Für den Laien ist es kaum möglich, diese Frage zu entscheiden – und auch die Wissenschaftler sind gespalten. Vor vier Jahren, auf dem Höhepunkt der Debatte, gründeten sie sogar zwei Verbände: Die Gruppe »Scientists for Science«, die sich vor allem aus Virologen zusammensetzt, hält den Nutzen für groß und die Risiken für beherrschbar. Die Mitglieder der »Cambridge Working Group«, die aus unterschiedlichen Disziplinen stammen, fordern hingegen ein Moratorium der Forschung. Im Herbst 2014 hatte die US-amerikanische Gesundheitsbehörde National Institutes of Health (NIH) für etwa ein Dutzend Versuche ein solches Moratorium verhängt, hob es aber im Dezember 2017 wieder auf. Die Experimente laufen nun erneut an, und man darf wohl davon ausgehen, dass die Versuche in chinesischen Labors, die nicht von den NIH finanziert werden, ohnehin während des Moratoriums weiterliefen.

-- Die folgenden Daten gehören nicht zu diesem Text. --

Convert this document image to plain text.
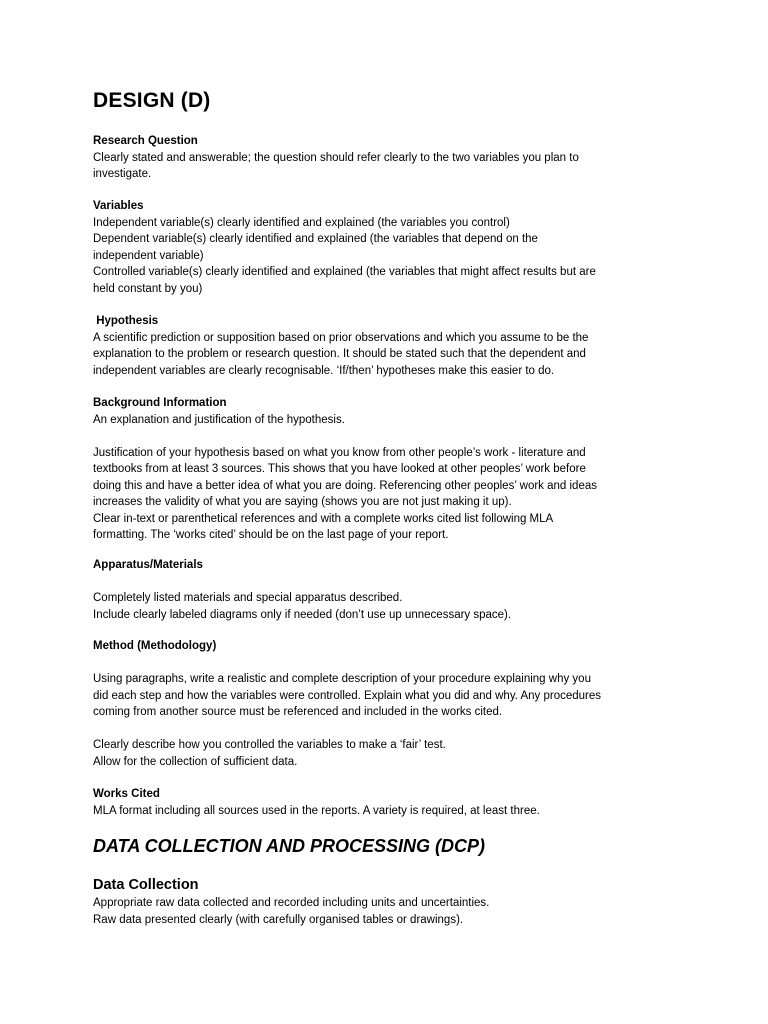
DESIGN (D)
Research Question
Clearly stated and answerable; the question should refer clearly to the two variables you plan to
investigate.
Variables
Independent variable(s) clearly identified and explained (the variables you control)
Dependent variable(s) clearly identified and explained (the variables that depend on the
independent variable)
Controlled variable(s) clearly identified and explained (the variables that might affect results but are
held constant by you)
Hypothesis
A scientific prediction or supposition based on prior observations and which you assume to be the
explanation to the problem or research question. It should be stated such that the dependent and
independent variables are clearly recognisable. ‘If/then’ hypotheses make this easier to do.
Background Information
An explanation and justification of the hypothesis.
Justification of your hypothesis based on what you know from other people’s work - literature and
textbooks from at least 3 sources. This shows that you have looked at other peoples’ work before
doing this and have a better idea of what you are doing. Referencing other peoples’ work and ideas
increases the validity of what you are saying (shows you are not just making it up).
Clear in-text or parenthetical references and with a complete works cited list following MLA
formatting. The ‘works cited’ should be on the last page of your report.
Apparatus/Materials
Completely listed materials and special apparatus described.
Include clearly labeled diagrams only if needed (don’t use up unnecessary space).
Method (Methodology)
Using paragraphs, write a realistic and complete description of your procedure explaining why you
did each step and how the variables were controlled. Explain what you did and why. Any procedures
coming from another source must be referenced and included in the works cited.
Clearly describe how you controlled the variables to make a ‘fair’ test.
Allow for the collection of sufficient data.
Works Cited
MLA format including all sources used in the reports. A variety is required, at least three.
DATA COLLECTION AND PROCESSING (DCP)
Data Collection
Appropriate raw data collected and recorded including units and uncertainties.
Raw data presented clearly (with carefully organised tables or drawings).
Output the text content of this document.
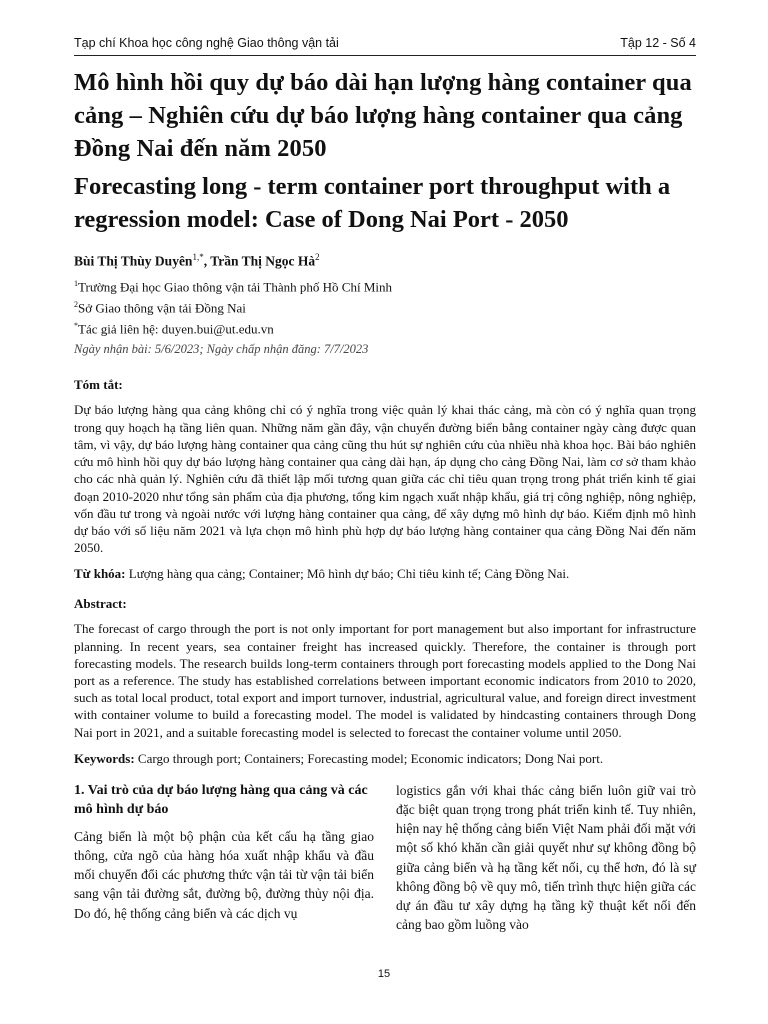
Tạp chí Khoa học công nghệ Giao thông vận tải	Tập 12 - Số 4
Mô hình hồi quy dự báo dài hạn lượng hàng container qua cảng – Nghiên cứu dự báo lượng hàng container qua cảng Đồng Nai đến năm 2050
Forecasting long - term container port throughput with a regression model: Case of Dong Nai Port - 2050
Bùi Thị Thùy Duyên$^{1,*}$, Trần Thị Ngọc $Hà^2$
$^1$Trường Đại học Giao thông vận tải Thành phố Hồ Chí Minh
$^2$Sở Giao thông vận tải Đồng Nai
*Tác giả liên hệ: duyen.bui@ut.edu.vn
Ngày nhận bài: 5/6/2023; Ngày chấp nhận đăng: 7/7/2023
Tóm tắt:
Dự báo lượng hàng qua cảng không chỉ có ý nghĩa trong việc quản lý khai thác cảng, mà còn có ý nghĩa quan trọng trong quy hoạch hạ tầng liên quan. Những năm gần đây, vận chuyển đường biển bằng container ngày càng được quan tâm, vì vậy, dự báo lượng hàng container qua cảng cũng thu hút sự nghiên cứu của nhiều nhà khoa học. Bài báo nghiên cứu mô hình hồi quy dự báo lượng hàng container qua cảng dài hạn, áp dụng cho cảng Đồng Nai, làm cơ sở tham khảo cho các nhà quản lý. Nghiên cứu đã thiết lập mối tương quan giữa các chỉ tiêu quan trọng trong phát triển kinh tế giai đoạn 2010-2020 như tổng sản phẩm của địa phương, tổng kim ngạch xuất nhập khẩu, giá trị công nghiệp, nông nghiệp, vốn đầu tư trong và ngoài nước với lượng hàng container qua cảng, để xây dựng mô hình dự báo. Kiểm định mô hình dự báo với số liệu năm 2021 và lựa chọn mô hình phù hợp dự báo lượng hàng container qua cảng Đồng Nai đến năm 2050.
Từ khóa: Lượng hàng qua cảng; Container; Mô hình dự báo; Chỉ tiêu kinh tế; Cảng Đồng Nai.
Abstract:
The forecast of cargo through the port is not only important for port management but also important for infrastructure planning. In recent years, sea container freight has increased quickly. Therefore, the container is through port forecasting models. The research builds long-term containers through port forecasting models applied to the Dong Nai port as a reference. The study has established correlations between important economic indicators from 2010 to 2020, such as total local product, total export and import turnover, industrial, agricultural value, and foreign direct investment with container volume to build a forecasting model. The model is validated by hindcasting containers through Dong Nai port in 2021, and a suitable forecasting model is selected to forecast the container volume until 2050.
Keywords: Cargo through port; Containers; Forecasting model; Economic indicators; Dong Nai port.
1. Vai trò của dự báo lượng hàng qua cảng và các mô hình dự báo
Cảng biển là một bộ phận của kết cấu hạ tầng giao thông, cửa ngõ của hàng hóa xuất nhập khẩu và đầu mối chuyển đổi các phương thức vận tải từ vận tải biển sang vận tải đường sắt, đường bộ, đường thủy nội địa. Do đó, hệ thống cảng biển và các dịch vụ
logistics gắn với khai thác cảng biển luôn giữ vai trò đặc biệt quan trọng trong phát triển kinh tế. Tuy nhiên, hiện nay hệ thống cảng biển Việt Nam phải đối mặt với một số khó khăn cần giải quyết như sự không đồng bộ giữa cảng biển và hạ tầng kết nối, cụ thể hơn, đó là sự không đồng bộ về quy mô, tiến trình thực hiện giữa các dự án đầu tư xây dựng hạ tầng kỹ thuật kết nối đến cảng bao gồm luồng vào
15
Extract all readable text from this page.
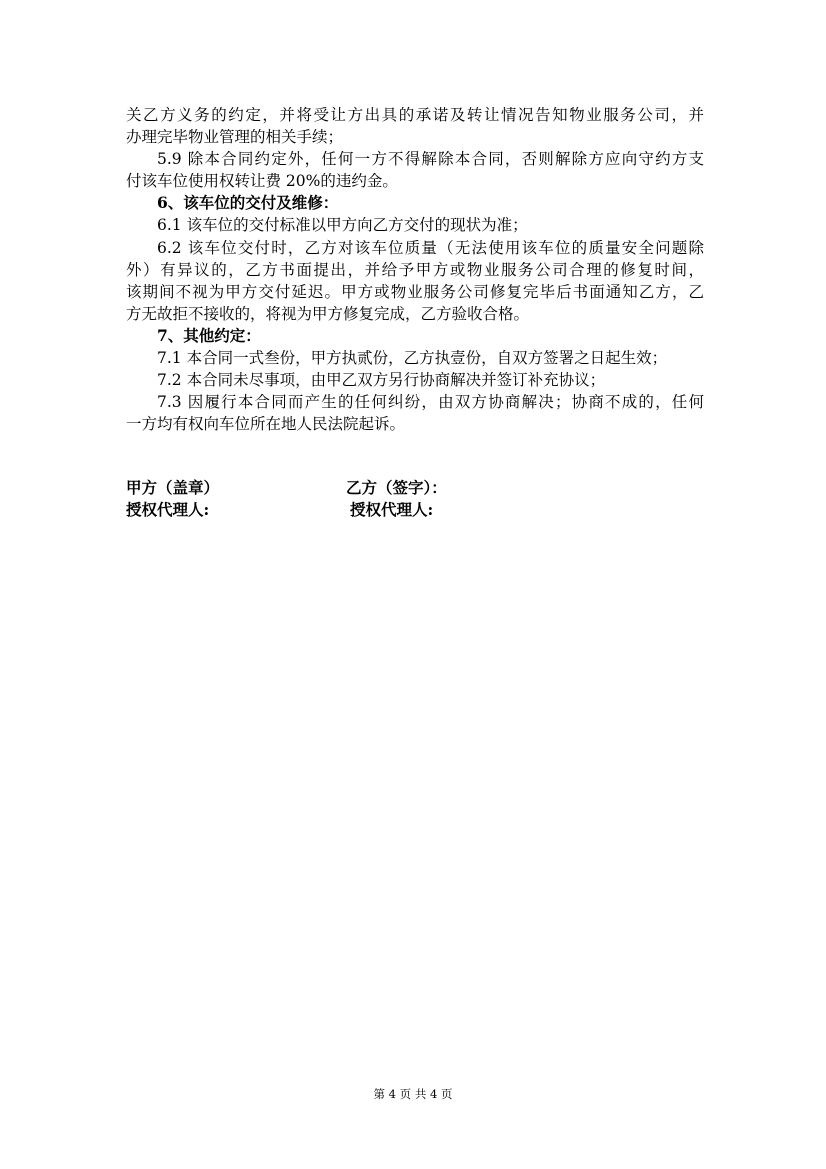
关乙方义务的约定，并将受让方出具的承诺及转让情况告知物业服务公司，并
办理完毕物业管理的相关手续；
5.9 除本合同约定外，任何一方不得解除本合同，否则解除方应向守约方支
付该车位使用权转让费 20%的违约金。
6、该车位的交付及维修：
6.1 该车位的交付标准以甲方向乙方交付的现状为准；
6.2 该车位交付时，乙方对该车位质量（无法使用该车位的质量安全问题除
外）有异议的，乙方书面提出，并给予甲方或物业服务公司合理的修复时间，
该期间不视为甲方交付延迟。甲方或物业服务公司修复完毕后书面通知乙方，乙
方无故拒不接收的，将视为甲方修复完成，乙方验收合格。
7、其他约定：
7.1 本合同一式叁份，甲方执贰份，乙方执壹份，自双方签署之日起生效；
7.2 本合同未尽事项，由甲乙双方另行协商解决并签订补充协议；
7.3 因履行本合同而产生的任何纠纷，由双方协商解决；协商不成的，任何
一方均有权向车位所在地人民法院起诉。
甲方（盖章）	乙方（签字）：
授权代理人:	授权代理人:
第 4 页 共 4 页
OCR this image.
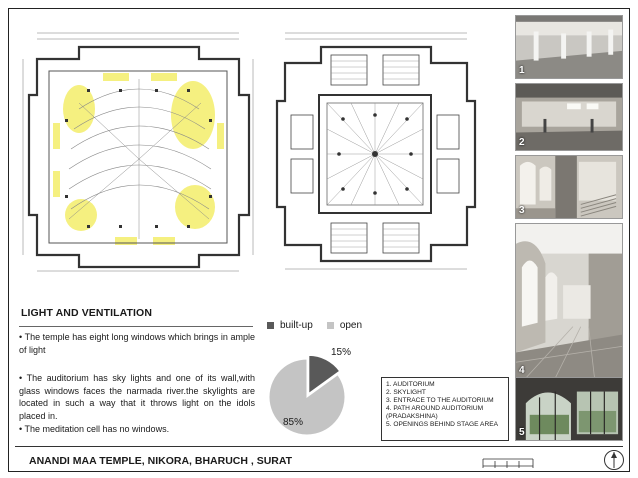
1
2
3
4
5
LIGHT AND VENTILATION

• The temple has eight long windows which brings in ample of light

• The auditorium has sky lights and one of its wall,with glass windows faces the narmada river.the skylights are located in such a way that it throws light on the idols placed in.

• The meditation cell has no windows.

built-up	open
15%
85%
1. AUDITORIUM
2. SKYLIGHT
3. ENTRACE TO THE AUDITORIUM
4. PATH AROUND AUDITORIUM
(PRADAKSHINA)
5. OPENINGS BEHIND STAGE AREA
ANANDI MAA TEMPLE, NIKORA, BHARUCH , SURAT
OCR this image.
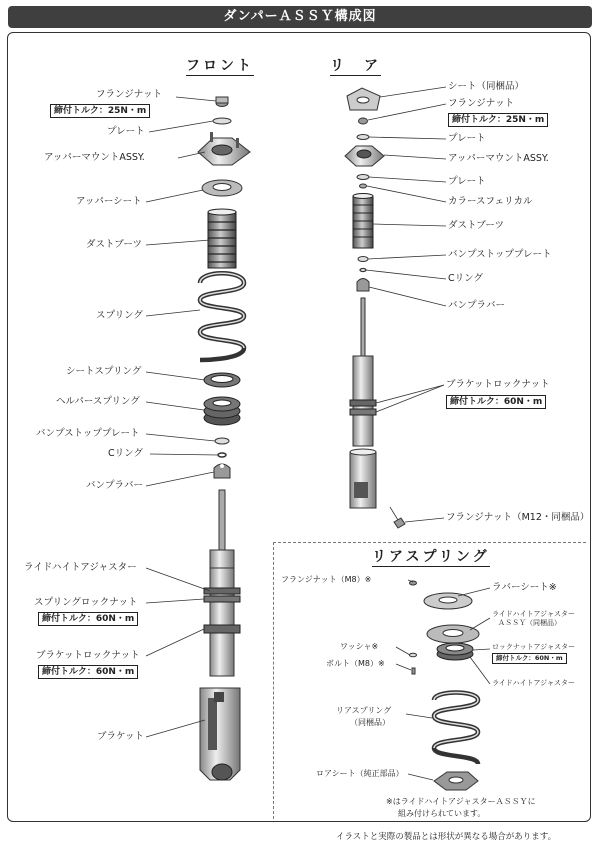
ダンパーＡＳＳＹ構成図
フロント	リ　ア
リアスプリング
フランジナット
締付トルク：25N・m
プレート
アッパーマウントASSY.
アッパーシート
ダストブーツ
スプリング
シートスプリング
ヘルパースプリング
バンプストッププレート
Cリング
バンプラバー
ライドハイトアジャスター
スプリングロックナット
締付トルク：60N・m
ブラケットロックナット
締付トルク：60N・m
ブラケット
シート（同梱品）
フランジナット
締付トルク：25N・m
プレート
アッパーマウントASSY.
プレート
カラースフェリカル
ダストブーツ
バンプストッププレート
Cリング
バンプラバー
ブラケットロックナット
締付トルク：60N・m
フランジナット（M12・同梱品）
フランジナット（M8）※
ラバーシート※
ライドハイトアジャスター
ＡＳＳＹ（同梱品）
ロックナットアジャスター
締付トルク：60N・m
ワッシャ※
ボルト（M8）※
ライドハイトアジャスター
リアスプリング
（同梱品）
ロアシート（純正部品）
※はライドハイトアジャスターＡＳＳＹに
組み付けられています。
イラストと実際の製品とは形状が異なる場合があります。
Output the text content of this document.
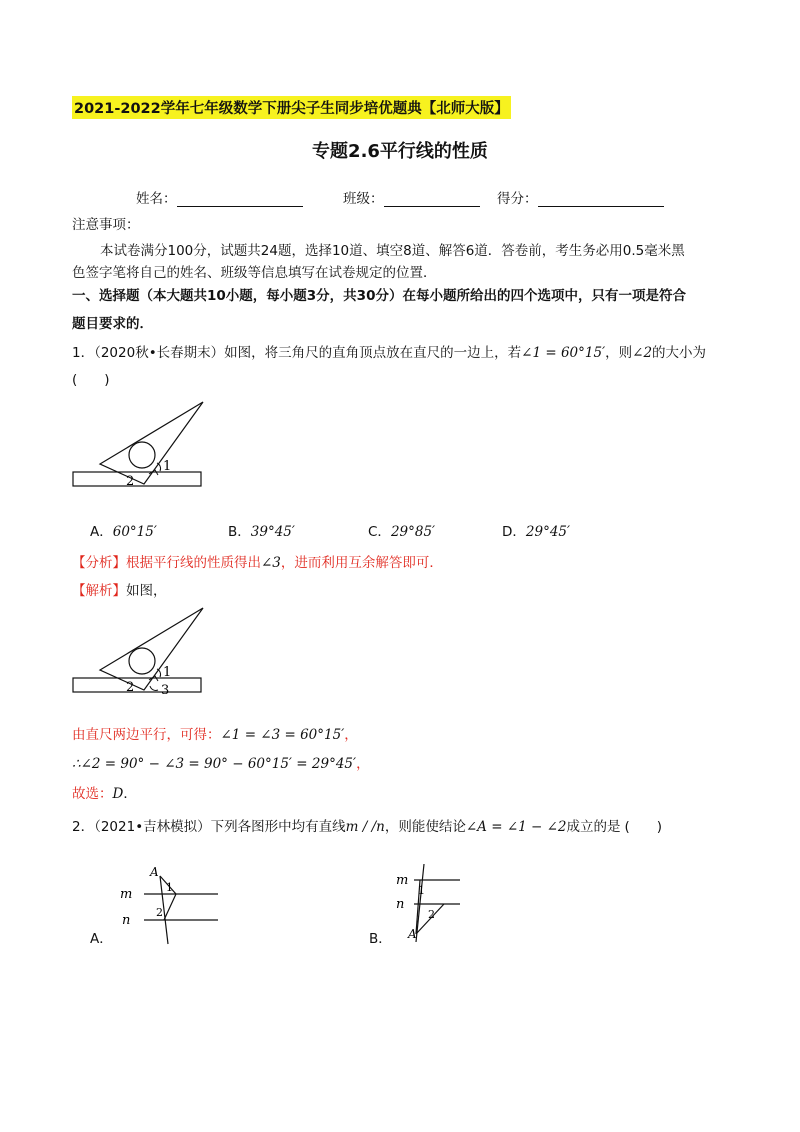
2021-2022学年七年级数学下册尖子生同步培优题典【北师大版】
专题2.6平行线的性质
姓名：	班级：	得分：
注意事项：
本试卷满分100分，试题共24题，选择10道、填空8道、解答6道．答卷前，考生务必用0.5毫米黑
色签字笔将自己的姓名、班级等信息填写在试卷规定的位置．
一、选择题（本大题共10小题，每小题3分，共30分）在每小题所给出的四个选项中，只有一项是符合
题目要求的．
1．（2020秋•长春期末）如图，将三角尺的直角顶点放在直尺的一边上，若∠1 = 60°15′，则∠2的大小为
(　　)
1
2
A．60°15′	B．39°45′	C．29°85′	D．29°45′
【分析】根据平行线的性质得出∠3，进而利用互余解答即可．
【解析】如图，
1
2 3
由直尺两边平行，可得：∠1 = ∠3 = 60°15′，
∴∠2 = 90° − ∠3 = 90° − 60°15′ = 29°45′，
故选：D．
2．（2021•吉林模拟）下列各图形中均有直线m / /n，则能使结论∠A = ∠1 − ∠2成立的是 (　　)
A
1
2
m
n
A．	A
1
2
m
n
B．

Mehr Anwendungsbezug gefordert
Die US-amerikanische Ethikkommission NSABB kam im Mai 2016 zu keinem klaren Ergebnis in diesem Punkt: Die »Gain of Function«-Forschung erhöhe zwar den Wissensstand, doch ob sie auch vor der nächsten Epidemie wappne, sei unklar. »Dieser Punkt ist umstritten, mit starken Stimmen dafür und dagegen«, heißt es knapp im sonst umfangreichen Bericht. Bei der Recherche bin ich allerdings auf einen Fall gestoßen, der aufhorchen lässt: Ein Team der University of Maryland in den USA hat H7N1-Viren manipuliert, um sie unter Säugetieren leichter übertragbar zu machen. Simon Wain-Hobson vom Institut Pasteur in Paris ist über diese Studie entsetzt, weil dieses Virus noch nicht bei Menschen beobachtet worden ist. Ging es bei dem Experiment tatsächlich darum, die Welt auf eine mögliche Pandemie vorzubereiten?
Die Virologen Michael Imperiale und Arturo Casadevall machen in ihrem aktuellen Debattenbeitrag zu dieser Frage einen neuen Vorschlag: Die »Gain of Function«-Forschung sollte sich auf konkrete, drängende Fragen konzentrieren. Denn wenn eine drohende Gefahr zu untersuchen ist, kann man das Risiko einer Laborpanne eher tragen als bei Experimenten der Grundlagenforschung, in denen es darum geht, die Funktionsweise von Viren besser zu verstehen. Die Wandlungsfähigkeit eines Virus zu untersuchen, das noch keinen Menschen befallen hat, dürfte wohl nicht zu den drängenden Problemen gehören.
Die Moral von der Geschichte: Wer die Gesellschaft einem Risiko aussetzt, sollte es in ihrem Interesse tun.